In May, Nebraska’s governor, John Peter Ricketts, signed 988 legislation into law that creates the Mental Health Crisis Hotline Task Force. The task force will issue a report with a plan for 988 implementation and recommendations to the legislature by December 17, 2021. The state is also a recipient of a 988 State Planning Grant by Vibrant Emotional Health, the nonprofit organization that runs the National Suicide Prevention Lifeline, where 988 calls will be directed. (Calls route to accredited call centers by the caller’s area code.) The grant will help the state develop a strategic plan to prepare for 988, including infrastructure needs and estimated call volume growth.
Dr. Warrior hopes Nebraska takes the lead from Washington State by creating a 988 tribal behavioral health and suicide prevention line, which includes $1 million in funding to develop and operate the line, and a tribal 988 subcommittee.
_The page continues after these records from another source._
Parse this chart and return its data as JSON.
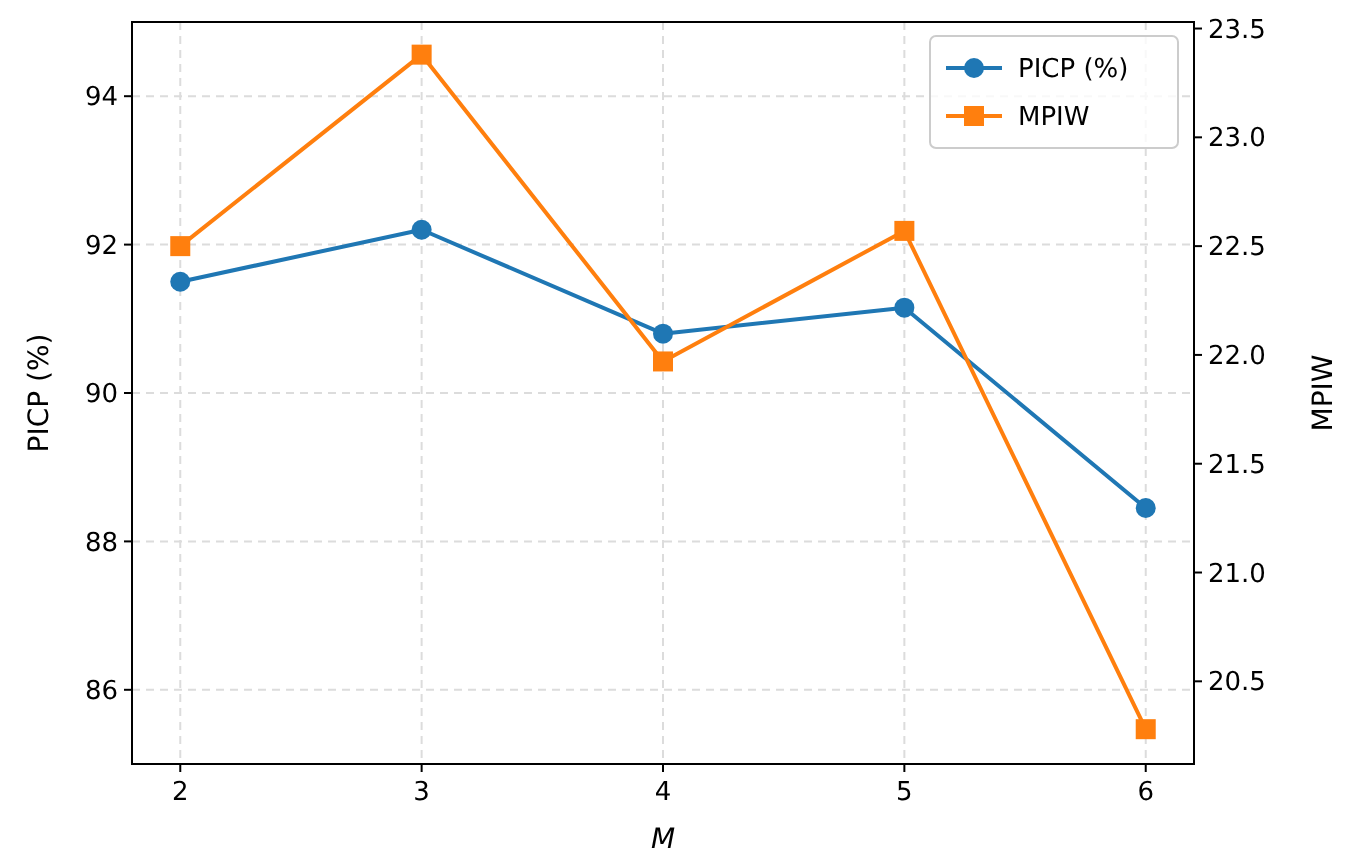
{
  "chart_data": {
    "type": "line",
    "xlabel": "M",
    "ylabel": "PICP (%)",
    "y2label": "MPIW",
    "x": [
      2,
      3,
      4,
      5,
      6
    ],
    "series": [
      {
        "name": "PICP (%)",
        "color": "#1f77b4",
        "marker": "circle",
        "values": [
          91.5,
          92.2,
          90.8,
          91.15,
          88.45
        ]
      },
      {
        "name": "MPIW",
        "color": "#ff7f0e",
        "marker": "square",
        "axis": "y2",
        "values": [
          22.5,
          23.38,
          21.97,
          22.57,
          20.28
        ]
      }
    ],
    "xlim": [
      1.8,
      6.2
    ],
    "xticks": [
      2,
      3,
      4,
      5,
      6
    ],
    "ylim": [
      85,
      95
    ],
    "yticks": [
      86,
      88,
      90,
      92,
      94
    ],
    "y2lim": [
      20.12,
      23.53
    ],
    "y2ticks": [
      20.5,
      {
        "value": 21,
        "label": "21.0"
      },
      21.5,
      {
        "value": 22,
        "label": "22.0"
      },
      22.5,
      {
        "value": 23,
        "label": "23.0"
      },
      23.5
    ],
    "grid": true,
    "legend": "top right",
    "line_style": "solid"
  }
}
The passed Washington State 988 legislation states the committee will “examine and make recommendations concerning the needs of tribes related to the 988 system, and which shall include representation from the American Indian health commission.”
She says reservations are often dislocated from resources like the 911 emergency system and face a shortage of mental health professionals. That’s why she’s involved in FARM CAMP, the Frontier Area Rural Mental Health Camp, and Mentorship Program. Dr. Warrior has held three camps on the Winnebago reservation where high school juniors and seniors learn about psychology and culture and earn three college credits. “The free weeklong camp focuses on graduate-level material,” she says. “We’re trying to plant the seeds, so those from the community are serving the community.”